Manual broadcasting incurred the lowest cost (400 ZAR/ha) among the three methods observed in this study. It also achieved the poorest work quality, as residue sizes had been minimally reduced, and the prevalent fragment length was 39 cm, with a relatively large proportion of elements longer than 1 m, which could prove to be a significant hindrance to future soil preparation and planting work. In reference [29], the author mentioned that the extensive use of fire for harvesting residue disposal contributes to nutrient loss, erosion, and leaching. Therefore, broadcasting is more efficient than burning, both in financial and environmental terms: it requires less work, maintains soil cover, and minimises nutrient leaching [30]. Broadcasting is likely more efficient than windrowing because windrow residues are slower to mineralise and do not offer the same soil cover benefits [25].

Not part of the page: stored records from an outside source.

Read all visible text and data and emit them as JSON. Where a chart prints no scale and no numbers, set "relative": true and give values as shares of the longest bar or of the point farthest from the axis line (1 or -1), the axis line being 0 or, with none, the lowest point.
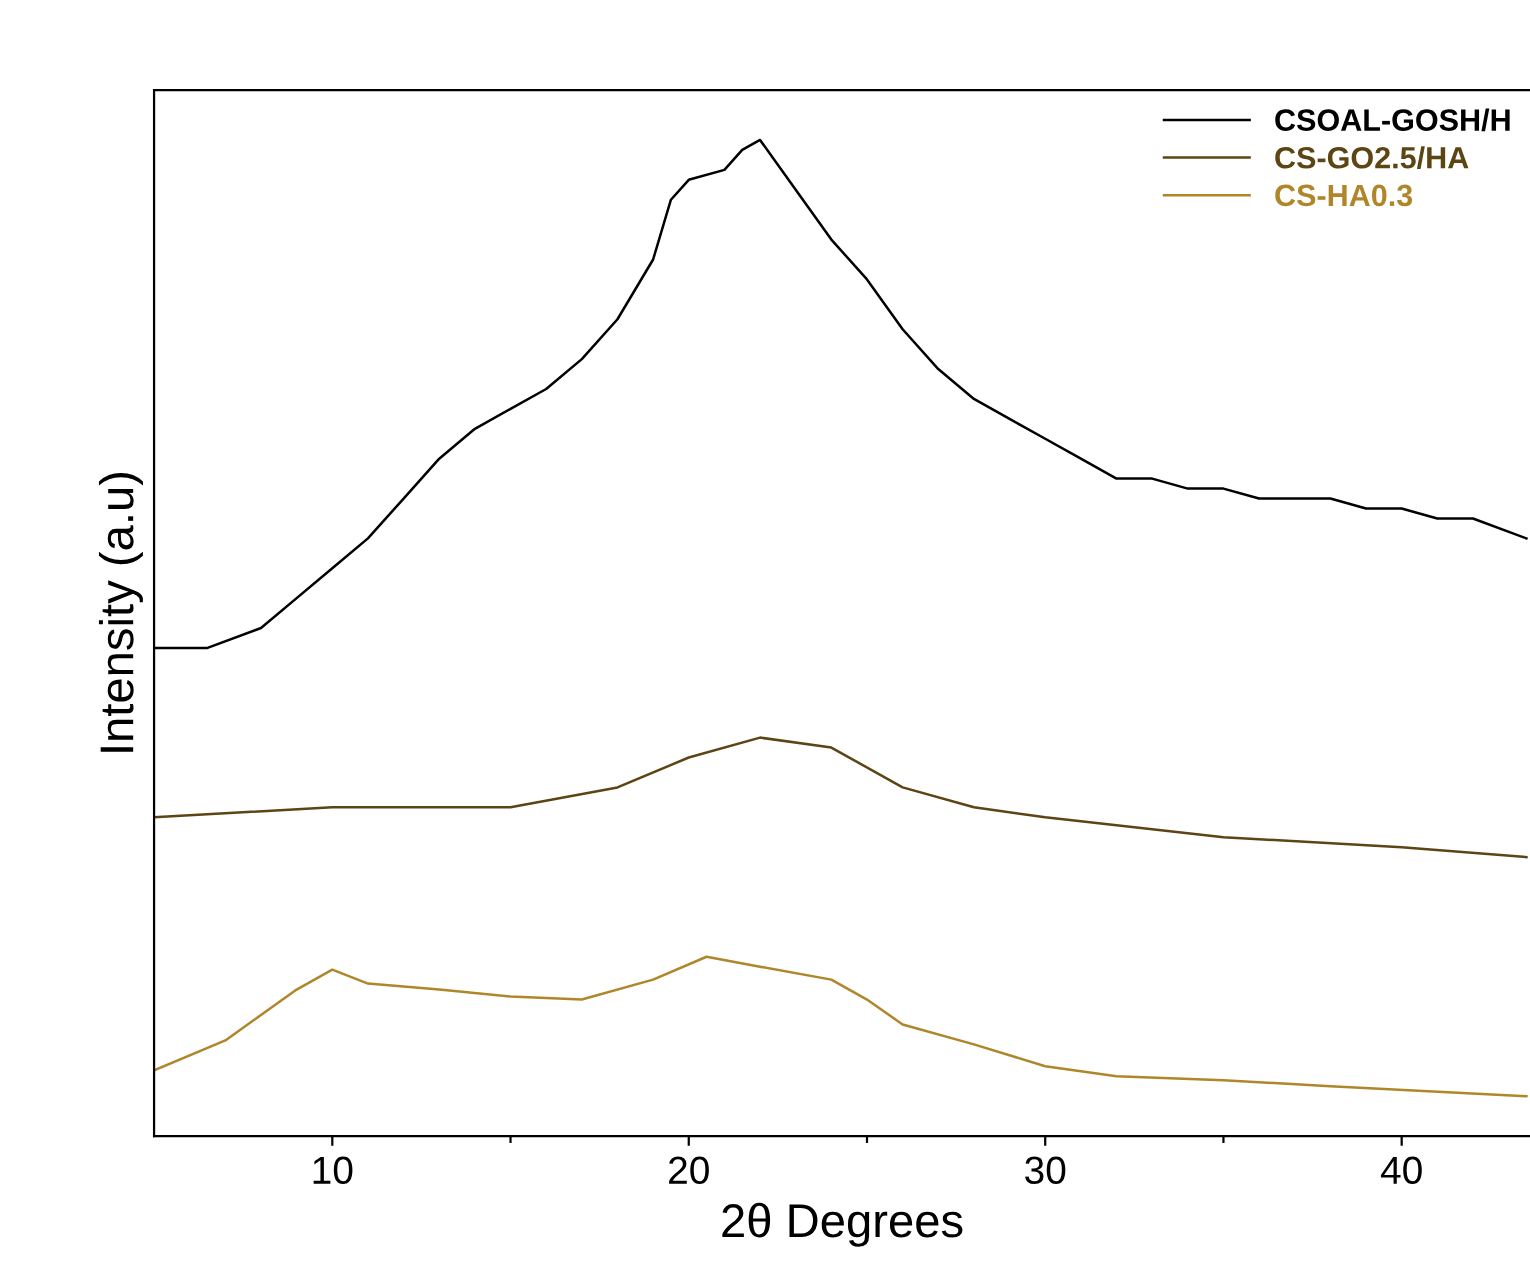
{
  "chart_data": {
    "type": "line",
    "relative": true,
    "xlabel": "2θ Degrees",
    "ylabel": "Intensity (a.u)",
    "xlim": [
      5,
      43.6
    ],
    "xticks": [
      {
        "value": 10,
        "label": "10"
      },
      {
        "value": 15,
        "label": null
      },
      {
        "value": 20,
        "label": "20"
      },
      {
        "value": 25,
        "label": null
      },
      {
        "value": 30,
        "label": "30"
      },
      {
        "value": 35,
        "label": null
      },
      {
        "value": 40,
        "label": "40"
      }
    ],
    "legend": "top right",
    "grid": false,
    "marker": "none",
    "line_style": "solid",
    "series": [
      {
        "name": "CSOAL-GOSH/H",
        "color": "#000000",
        "x": [
          5,
          6.5,
          8,
          9,
          10,
          11,
          12,
          13,
          14,
          15,
          16,
          17,
          18,
          19,
          19.5,
          20,
          21,
          21.5,
          22,
          23,
          24,
          25,
          26,
          27,
          28,
          29,
          30,
          31,
          32,
          33,
          34,
          35,
          36,
          37,
          38,
          39,
          40,
          41,
          42,
          43.5
        ],
        "values": [
          0.49,
          0.49,
          0.51,
          0.54,
          0.57,
          0.6,
          0.64,
          0.68,
          0.71,
          0.73,
          0.75,
          0.78,
          0.82,
          0.88,
          0.94,
          0.96,
          0.97,
          0.99,
          1.0,
          0.95,
          0.9,
          0.86,
          0.81,
          0.77,
          0.74,
          0.72,
          0.7,
          0.68,
          0.66,
          0.66,
          0.65,
          0.65,
          0.64,
          0.64,
          0.64,
          0.63,
          0.63,
          0.62,
          0.62,
          0.6
        ]
      },
      {
        "name": "CS-GO2.5/HA",
        "color": "#5c4413",
        "x": [
          5,
          10,
          15,
          18,
          20,
          22,
          24,
          26,
          28,
          30,
          35,
          40,
          43.5
        ],
        "values": [
          0.32,
          0.33,
          0.33,
          0.35,
          0.38,
          0.4,
          0.39,
          0.35,
          0.33,
          0.32,
          0.3,
          0.29,
          0.28
        ]
      },
      {
        "name": "CS-HA0.3",
        "color": "#b0862a",
        "x": [
          5,
          7,
          9,
          10,
          11,
          13,
          15,
          17,
          19,
          20.5,
          22,
          24,
          25,
          26,
          28,
          30,
          32,
          35,
          38,
          43.5
        ],
        "values": [
          0.066,
          0.096,
          0.147,
          0.167,
          0.153,
          0.147,
          0.14,
          0.137,
          0.157,
          0.18,
          0.17,
          0.157,
          0.137,
          0.112,
          0.092,
          0.07,
          0.06,
          0.056,
          0.05,
          0.04
        ]
      }
    ]
  }
}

From this study, it can be gathered that mechanised mulching is the most suitable method for the reduction in and distribution of slash to reduce the potential of a fire spreading rapidly and improve accessibility on a site. Moreover, productivity for fully mechanised mulching was not adversely influenced by the amount and arrangement of the residues. The number of residue piles and their arrangement in each plot did not seem to change the mulching consistency of the fully mechanised mulcher, so the quality was similar throughout the plot. Semi-mechanised mulching productivity was much lower due to limited manoeuvrability. With this method, the mulcher was carried on the back of a farm tractor, and, therefore, it was not possible to treat piled residues. Even if the tractor had attempted to mulch the residue piles while driving in reverse gear, the mulcher would not have been very successful as it had been designed for working with a tractor in the forward gear range, straddling the residues. Therefore, slash had to be broadcast first, and mulching required travelling the whole surface of the plot, not just driving to the piles. That was far less efficient, which, combined with the lower power of the tractor, limited the overall productivity. As a result, the residue management cost was less than the purpose-built mulcher with poor work quality, while for the purpose-built mulcher, the cost was higher, with excellent work quality.

5. Conclusions

The goal of this study was to determine the performance of three methods for dealing with harvest residues on pine stands. Fuel load redistribution was best achieved using the fully mechanised method (median particle size 12 cm), which offered the highest work quality in the shortest time (1.4 h/ha) but with the highest costs (ZAR 4083/ha). On the other hand, manual broadcasting alone (no mulching) was the cheapest method (ZAR 400/ha), but it achieved the lowest work quality and required the longest time (16 h/ha). Introducing a low-investment tractor mulcher after manual broadcasting resulted in a large increment in treatment cost of ZAR 3267/ha and a modest improvement in work quality. Therefore, this solution is best avoided. Forest managers are then left to decide between a cheap solution offering the lowest work quality (the manual method) and an expensive solution offering excellent work quality (the fully mechanised method); there is no in between. Work quality cannot be clearly defined in the study as it can be subjective.

Further studies should investigate the impact of work quality on the following management steps to determine how much of the additional cost incurred with mulching is recovered through more efficient replanting. Similarly, the same comparisons could be conducted on other plantation types, such as eucalyptus- and acacia-harvested stands. In the future, an alternative method for dealing with residues that could be considered is the collection and extraction of logging residuals. This option is currently not viable due to the high costs and lack of markets.